Planning an Italian Road Trip

I have always wanted to visit Italy. It has long been a bucket list destination for me. The daft thing is that I have been all around the world, from Iceland to India, Hawaii to Australia but I have never been to Italy and it’s not really that far away!  I am looking into a road trip around Italy, taking in Venice, Rome and then Naples before heading to Bari and the coastal town of Gallipoli.  I have found this amazing Masseria Puglia where we plan to spend a few days relaxing by the pool and recharging the batteries after our long sightseeing trip.  A masseria is a fortified farmhouse or country house on a country estate usually found in the Italian region of Puglia. A masseria is similar to a hacienda in Spain or a Mani tower house in the Peloponnese. The masseria was like a rather large farm complex, where the land barons stored their food and possessions from the 16th to 18th centuries in Italy.

While you are travelling, make sure you make the most of your memories with a cool journal.

Masseria Puglia

I long to visit the pale beauty of Venice with its romantic bridges and handsome (but expensive) gondolas. The Piazza San Marco with its gilded Byzantine mosaics illustrating the story of Venice.  I have heard that Venice is very child friendly and can’t wait to take the kids.   Carnevale or Mardi Gras, is Venice’s biggest masquerade party, and artists create carnival masks ranging from simple to wildly elaborate to downright creepy. Time Out say “Kids can paint their own at Ca’ Macana, one of the city’s remaining handful of traditional mask-making workshops. Carnival masks are as ubiquitous in Venice as glass trinkets and toy gondolas, but painting their own lets kids appreciate the mask-makers’ craft and create a souvenir they’ll treasure long after they’ve left Venice.”

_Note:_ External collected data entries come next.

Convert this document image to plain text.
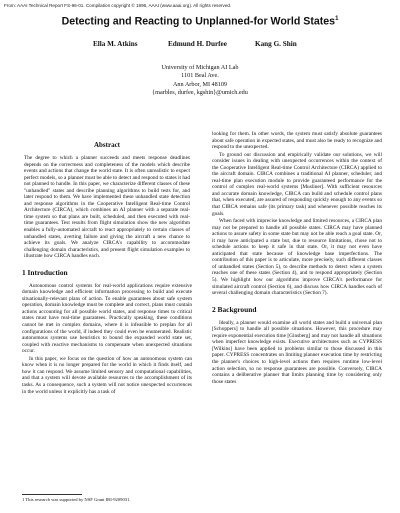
From: AAAI Technical Report FS-96-01. Compilation copyright © 1996, AAAI (www.aaai.org). All rights reserved.
Detecting and Reacting to Unplanned-for World States$^1$
Ella M. Atkins	Edmund H. Durfee	Kang G. Shin
University of Michigan AI Lab
1101 Beal Ave.
Ann Arbor, MI 48109
{marbles, durfee, kgshin}@umich.edu
Abstract

The degree to which a planner succeeds and meets response deadlines depends on the correctness and completeness of the models which describe events and actions that change the world state. It is often unrealistic to expect perfect models, so a planner must be able to detect and respond to states it had not planned to handle. In this paper, we characterize different classes of these "unhandled" states and describe planning algorithms to build tests for, and later respond to them. We have implemented these unhandled state detection and response algorithms in the Cooperative Intelligent Real-time Control Architecture (CIRCA), which combines an AI planner with a separate real-time system so that plans are built, scheduled, and then executed with real-time guarantees. Test results from flight simulation show the new algorithm enables a fully-automated aircraft to react appropriately to certain classes of unhandled states, averting failure and giving the aircraft a new chance to achieve its goals. We analyze CIRCA's capability to accommodate challenging domain characteristics, and present flight simulation examples to illustrate how CIRCA handles each.

1 Introduction

Autonomous control systems for real-world applications require extensive domain knowledge and efficient information processing to build and execute situationally-relevant plans of action. To enable guarantees about safe system operation, domain knowledge must be complete and correct, plans must contain actions accounting for all possible world states, and response times to critical states must have real-time guarantees. Practically speaking, these conditions cannot be met in complex domains, where it is infeasible to preplan for all configurations of the world, if indeed they could even be enumerated. Realistic autonomous systems use heuristics to bound the expanded world state set, coupled with reactive mechanisms to compensate when unexpected situations occur.

In this paper, we focus on the question of how an autonomous system can know when it is no longer prepared for the world in which it finds itself, and how it can respond. We assume limited sensory and computational capabilities, and that a system will devote available resources to the accomplishment of its tasks. As a consequence, such a system will not notice unexpected occurrences in the world unless it explicitly has a task of

looking for them. In other words, the system must satisfy absolute guarantees about safe operation in expected states, and must also be ready to recognize and respond to the unexpected.

To ground our discussion and empirically validate our solutions, we will consider issues in dealing with unexpected occurrences within the context of the Cooperative Intelligent Real-time Control Architecture (CIRCA) applied to the aircraft domain. CIRCA combines a traditional AI planner, scheduler, and real-time plan execution module to provide guaranteed performance for the control of complex real-world systems [Musliner]. With sufficient resources and accurate domain knowledge, CIRCA can build and schedule control plans that, when executed, are assured of responding quickly enough to any events so that CIRCA remains safe (its primary task) and whenever possible reaches its goals.

When faced with imprecise knowledge and limited resources, a CIRCA plan may not be prepared to handle all possible states. CIRCA may have planned actions to assure safety in some state but may not be able reach a goal state. Or, it may have anticipated a state but, due to resource limitations, chose not to schedule actions to keep it safe in that state. Or, it may not even have anticipated that state because of knowledge base imperfections. The contribution of this paper is to articulate, more precisely, such different classes of unhandled states (Section 5), to describe methods to detect when a system reaches one of these states (Section 4), and to respond appropriately (Section 5). We highlight how our algorithms improve CIRCA's performance for simulated aircraft control (Section 6), and discuss how CIRCA handles each of several challenging domain characteristics (Section 7).

2 Background

Ideally, a planner would examine all world states and build a universal plan [Schoppers] to handle all possible situations. However, this procedure may require exponential execution time [Ginsberg] and may not handle all situations when imperfect knowledge exists. Executive architectures such as CYPRESS [Wilkins] have been applied to problems similar to those discussed in this paper. CYPRESS concentrates on limiting planner execution time by restricting the planner's choices to high-level actions then requires runtime low-level action selection, so no response guarantees are possible. Conversely, CIRCA contains a deliberative planner that limits planning time by considering only those states

1 This research was supported by NSF Grant IRI-9209031.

I love Italian food, from spaghetti, lasagne, pizza and calzone.

Italian Restaurants York
Stone baked salami pizza at Lucia York

I am also a cheese fanatic and love parmesan and pecorino.   One of my favourite memories is of a small Italian takeaway where I grew up.  It was somewhere we visited every week as a teenager, and later as a young adult.  We would get the bus there on the way home from town and take home huge cheesy garlic breads and prosciutto pizza (pepperoni seemed uncommon then).  The memory makes me feel happy which I think good food does.  I recently visited Lucia, an Italian restaurant in York, and sampled their mixed meats starter.  The dish consisted of parma ham, salami Milano and bresaola, and was accompanied by gruyere cheese and buffalo mozzarella

Italian Restaurants York
Lucia in York – Italian Meat Platter

 

I have been taken with the idea of visiting Pompeii since I took Latin at school. The angry Mount Vesuvius raining down its fiery lava onto the unsuspecting town below fills me with a horrified fascination.  I’ve always been interested in archaeology and really want to visit the preserved city.  Today the city of Pompeii is a tourist site, but is also protected and preserved as a UNESCO Heritage Site. A lot of what we know about Roman life comes from the discovery of Pompeii.  Mount Vesuvius is still an active volcano today and Naples is a thriving port city, but were Vesuvius to erupt again all of the people would need to be evacuated very quickly.

 

 

I feel that it would be remiss of me to visit Italy without seeing Rome and all it’s history and architecture.  There are so many ‘must see’ places in Rome, like the Vatican, the Sistine Chapel and the Colosseum.  I am never one to worry about people thinking me ‘touristy’ so I am planning to taking the open top bust tour.  You can see so much in just one day and then return afterwards to all the sites you want to explore in more depth.  Plus I love the interesting stories you are told while on the bus and the fact that this can be done via a headset and in English is a massive bonus for us!  Another must is to throw three coins into the Trevi fountain.  The legend says it will bring you good fortune and you will one day return to the Eternal City.   What more can I say – who would not want to return to Rome and beautiful Italy?